We will then manually change Support and Confident parameters in the apriori() function above while we are monitoring the lift measurements until the lift measurements stopping changing. We then get our optimal 10 rules.
Inspect the rules by life measurements
inspect(sort(aprioriRule, by = "lift")[1:10])
## lhs rhs support confidence lift count
## [1] {Apple Earpods,
## Logitech MK360 Wireless Keyboard and Mouse Combo} => {Eluktronics Pro Gaming Laptop} 0.001220132 0.6315789 17.696806 12
## [2] {Apple Earpods,
## Microsoft Wireless Comfort Keyboard and Mouse} => {Slim Wireless Mouse} 0.001220132 0.6315789 16.697793 12
## [3] {Dell Wired Keyboard,
## HDMI Cable 6ft} => {AOC Monitor} 0.001931876 0.6333333 15.045491 19
## [4] {Dell Desktop,
## HDMI Cable 6ft,
## HP Monitor} => {AOC Monitor} 0.001118454 0.6111111 14.517579 11
## [5] {Computer Game,
## iMac,
## Intel Desktop} => {Apple Magic Keyboard} 0.001118454 0.7333333 10.230260 11
## [6] {ASUS 2 Monitor,
## Dell Desktop,
## Intel Desktop} => {Apple Magic Keyboard} 0.001118454 0.7333333 10.230260 11
## [7] {Dell Desktop,
## Microsoft Office Home and Student 2016,
## Rii LED Gaming Keyboard & Mouse Combo} => {Belkin Mouse Pad} 0.001016777 0.5882353 10.043913 10
## [8] {Apple Magic Keyboard,
## Eluktronics Pro Gaming Laptop,
## Lenovo Desktop Computer} => {ASUS Monitor} 0.001016777 0.5555556 10.025484 10
## [9] {ASUS Chromebook,
## Computer Game,
## Lenovo Desktop Computer} => {ASUS Monitor} 0.001016777 0.5555556 10.025484 10
## [10] {ASUS Monitor,
## iMac,
## Logitech MK550 Wireless Wave Keyboard and Mouse Combo} => {Apple Magic Keyboard} 0.001423488 0.6666667 9.300236 14
# see Kindle's rule
xRules <- subset(aprioriRule, items %in% "Kindle")
inspect(xRules)
summary(xRules)
## set of 0 rules
There are no rules related to Kindle.
Here is and example how we specify which items should appear on either left hand side of right hand side of the rules.
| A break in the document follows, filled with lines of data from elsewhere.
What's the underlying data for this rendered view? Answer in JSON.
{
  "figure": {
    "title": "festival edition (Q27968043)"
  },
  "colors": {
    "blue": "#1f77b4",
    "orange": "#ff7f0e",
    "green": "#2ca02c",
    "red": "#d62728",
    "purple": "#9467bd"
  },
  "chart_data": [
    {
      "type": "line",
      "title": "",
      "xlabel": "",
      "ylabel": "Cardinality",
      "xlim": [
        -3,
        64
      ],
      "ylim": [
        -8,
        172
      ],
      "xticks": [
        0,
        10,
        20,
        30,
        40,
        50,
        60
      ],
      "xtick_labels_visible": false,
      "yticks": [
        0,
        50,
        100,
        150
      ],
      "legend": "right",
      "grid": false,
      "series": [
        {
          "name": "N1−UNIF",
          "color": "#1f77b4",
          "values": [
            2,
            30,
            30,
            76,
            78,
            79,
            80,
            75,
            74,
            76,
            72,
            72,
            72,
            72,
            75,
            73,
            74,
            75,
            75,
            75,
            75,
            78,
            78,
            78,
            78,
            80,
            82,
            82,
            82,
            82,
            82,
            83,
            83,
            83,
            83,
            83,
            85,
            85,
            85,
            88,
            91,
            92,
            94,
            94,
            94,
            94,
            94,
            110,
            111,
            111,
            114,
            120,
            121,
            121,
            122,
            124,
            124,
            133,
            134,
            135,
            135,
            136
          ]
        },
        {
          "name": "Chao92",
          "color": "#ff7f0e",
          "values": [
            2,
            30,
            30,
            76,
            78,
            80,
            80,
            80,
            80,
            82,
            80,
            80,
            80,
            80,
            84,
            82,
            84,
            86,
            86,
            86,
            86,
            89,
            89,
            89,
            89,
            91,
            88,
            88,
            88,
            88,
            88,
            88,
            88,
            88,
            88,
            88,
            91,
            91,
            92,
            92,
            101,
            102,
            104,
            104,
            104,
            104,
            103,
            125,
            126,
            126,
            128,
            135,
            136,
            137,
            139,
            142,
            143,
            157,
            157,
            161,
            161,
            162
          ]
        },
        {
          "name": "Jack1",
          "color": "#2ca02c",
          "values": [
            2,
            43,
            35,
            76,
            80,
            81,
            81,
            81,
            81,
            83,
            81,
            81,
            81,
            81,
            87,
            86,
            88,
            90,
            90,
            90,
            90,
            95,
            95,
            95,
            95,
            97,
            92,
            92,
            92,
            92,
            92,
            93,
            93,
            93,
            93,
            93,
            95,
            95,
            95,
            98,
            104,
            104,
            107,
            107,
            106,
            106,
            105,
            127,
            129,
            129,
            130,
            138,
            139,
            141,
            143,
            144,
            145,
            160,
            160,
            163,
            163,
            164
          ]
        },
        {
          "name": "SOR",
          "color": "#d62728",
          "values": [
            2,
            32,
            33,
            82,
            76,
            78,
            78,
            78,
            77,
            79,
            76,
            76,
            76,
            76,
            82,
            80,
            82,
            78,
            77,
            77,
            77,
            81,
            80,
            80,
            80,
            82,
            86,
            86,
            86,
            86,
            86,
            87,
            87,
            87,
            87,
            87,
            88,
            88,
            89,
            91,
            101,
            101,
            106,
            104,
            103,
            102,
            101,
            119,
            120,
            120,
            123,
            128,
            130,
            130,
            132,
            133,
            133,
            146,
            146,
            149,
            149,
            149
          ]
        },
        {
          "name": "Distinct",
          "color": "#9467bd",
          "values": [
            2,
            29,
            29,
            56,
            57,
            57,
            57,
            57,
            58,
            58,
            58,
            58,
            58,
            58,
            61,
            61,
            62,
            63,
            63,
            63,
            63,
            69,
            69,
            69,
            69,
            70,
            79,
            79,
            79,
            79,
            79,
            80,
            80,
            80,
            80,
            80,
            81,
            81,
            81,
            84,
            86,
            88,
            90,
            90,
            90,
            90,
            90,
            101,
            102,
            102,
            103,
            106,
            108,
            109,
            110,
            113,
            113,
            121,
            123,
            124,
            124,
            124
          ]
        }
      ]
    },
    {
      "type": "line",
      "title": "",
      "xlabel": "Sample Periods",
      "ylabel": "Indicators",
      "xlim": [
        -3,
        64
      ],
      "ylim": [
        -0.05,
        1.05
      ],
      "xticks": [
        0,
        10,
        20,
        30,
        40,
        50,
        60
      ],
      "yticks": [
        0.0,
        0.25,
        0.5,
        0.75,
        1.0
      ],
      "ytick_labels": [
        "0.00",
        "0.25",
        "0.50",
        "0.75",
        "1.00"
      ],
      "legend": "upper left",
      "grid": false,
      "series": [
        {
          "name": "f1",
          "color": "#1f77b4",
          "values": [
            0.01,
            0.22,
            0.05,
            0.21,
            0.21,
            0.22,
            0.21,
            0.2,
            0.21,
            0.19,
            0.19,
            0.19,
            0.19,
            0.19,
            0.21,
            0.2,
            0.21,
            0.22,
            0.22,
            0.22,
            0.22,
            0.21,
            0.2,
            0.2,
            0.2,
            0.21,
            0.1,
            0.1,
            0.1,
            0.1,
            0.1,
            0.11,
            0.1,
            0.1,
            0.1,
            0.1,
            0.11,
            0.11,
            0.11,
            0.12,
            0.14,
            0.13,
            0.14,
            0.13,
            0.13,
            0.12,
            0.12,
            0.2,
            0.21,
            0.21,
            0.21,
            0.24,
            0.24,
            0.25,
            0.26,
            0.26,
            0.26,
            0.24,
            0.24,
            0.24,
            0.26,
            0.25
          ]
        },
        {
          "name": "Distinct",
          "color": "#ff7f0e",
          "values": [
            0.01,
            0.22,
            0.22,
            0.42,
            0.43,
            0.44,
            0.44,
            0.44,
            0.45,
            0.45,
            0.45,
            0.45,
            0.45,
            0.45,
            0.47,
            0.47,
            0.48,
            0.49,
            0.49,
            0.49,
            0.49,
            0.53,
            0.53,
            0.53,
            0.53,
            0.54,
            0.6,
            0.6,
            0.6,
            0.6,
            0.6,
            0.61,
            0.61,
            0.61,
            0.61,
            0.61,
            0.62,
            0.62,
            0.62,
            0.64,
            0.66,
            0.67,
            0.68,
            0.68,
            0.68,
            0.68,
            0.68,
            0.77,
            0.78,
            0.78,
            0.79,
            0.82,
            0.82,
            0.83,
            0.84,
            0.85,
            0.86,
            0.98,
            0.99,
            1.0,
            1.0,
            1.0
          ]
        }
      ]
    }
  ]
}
The purpose of this approch is to find which items should be displayed or bundled with the item that we want to promote.
# left hand and right hand
# lhs = iMac
iMacRules_lh <- apriori(transactions, parameter = list(supp = 0.001, conf = 0.1),
appearance = list(default = "rhs", lhs = "iMac"))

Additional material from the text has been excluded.